Deutsche Expertise steckt hinter der ersten LNG-Speicher- und Regasifizierungsanlage Westafrikas

Die deutschen Unternehmen ESC Engineers und Noordtec haben bei der Planung, Entwicklung und dem Bau des Akonikien LNG-Projekts in Äquatorialguinea eng mit dem äquatorialguineischen Auftragnehmer Elite Construcciones zusammengearbeitet. Die 14.000 Kubikmeter große Lager- und Regasifizierungsanlage wurde diese Woche von S.E. Gabriel Mbaga Obiang Lima, Minister für Bergbau und Kohlenwasserstoffe, eingeweiht und ist die erste derartige Anlage in Westafrika.

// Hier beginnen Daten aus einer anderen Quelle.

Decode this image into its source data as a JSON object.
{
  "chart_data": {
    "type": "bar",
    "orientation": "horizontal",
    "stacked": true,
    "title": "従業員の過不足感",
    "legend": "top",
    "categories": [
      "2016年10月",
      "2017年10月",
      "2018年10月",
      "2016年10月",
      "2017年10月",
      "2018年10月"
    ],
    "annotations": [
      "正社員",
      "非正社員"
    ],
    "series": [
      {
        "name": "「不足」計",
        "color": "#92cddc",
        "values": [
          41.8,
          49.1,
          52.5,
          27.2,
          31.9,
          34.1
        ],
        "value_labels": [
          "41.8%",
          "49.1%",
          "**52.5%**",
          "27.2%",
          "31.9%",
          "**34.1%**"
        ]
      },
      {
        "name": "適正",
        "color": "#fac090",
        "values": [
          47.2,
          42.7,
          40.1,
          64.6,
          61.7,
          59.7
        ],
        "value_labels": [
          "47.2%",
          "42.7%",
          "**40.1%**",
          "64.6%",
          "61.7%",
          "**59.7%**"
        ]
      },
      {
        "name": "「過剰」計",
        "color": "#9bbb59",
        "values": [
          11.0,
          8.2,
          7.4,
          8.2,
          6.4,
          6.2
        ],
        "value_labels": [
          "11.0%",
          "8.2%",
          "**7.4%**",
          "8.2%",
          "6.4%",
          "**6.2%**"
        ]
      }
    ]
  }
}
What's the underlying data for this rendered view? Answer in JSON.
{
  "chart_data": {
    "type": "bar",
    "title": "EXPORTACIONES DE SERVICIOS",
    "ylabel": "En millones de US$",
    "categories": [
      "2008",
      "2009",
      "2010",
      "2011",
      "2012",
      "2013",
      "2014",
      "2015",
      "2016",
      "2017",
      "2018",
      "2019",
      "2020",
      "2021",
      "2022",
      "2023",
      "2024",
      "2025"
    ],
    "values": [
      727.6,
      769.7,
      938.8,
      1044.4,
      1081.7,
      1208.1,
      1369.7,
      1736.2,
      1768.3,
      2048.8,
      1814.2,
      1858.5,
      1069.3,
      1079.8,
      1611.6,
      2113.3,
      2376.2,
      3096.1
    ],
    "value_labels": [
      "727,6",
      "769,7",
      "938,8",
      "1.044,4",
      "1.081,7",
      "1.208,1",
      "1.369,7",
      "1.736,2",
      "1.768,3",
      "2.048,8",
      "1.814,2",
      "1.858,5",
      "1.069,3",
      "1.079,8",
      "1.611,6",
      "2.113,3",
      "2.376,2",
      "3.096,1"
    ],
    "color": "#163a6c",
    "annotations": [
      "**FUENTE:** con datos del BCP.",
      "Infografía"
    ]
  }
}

Das Projekt ist Teil der LNG2AFRICA-Initiative Äquatorialguineas, die darauf abzielt, kleine LNG-Projekte zu entwickeln, um afrikanisches Gas an afrikanische Länder und Regionen mit begrenzter Infrastruktur zu liefern. Die Anlage in Akonikien wird LNG aufnehmen und an verschiedene Industrien auf dem Festland wie Strom und Zement verteilen.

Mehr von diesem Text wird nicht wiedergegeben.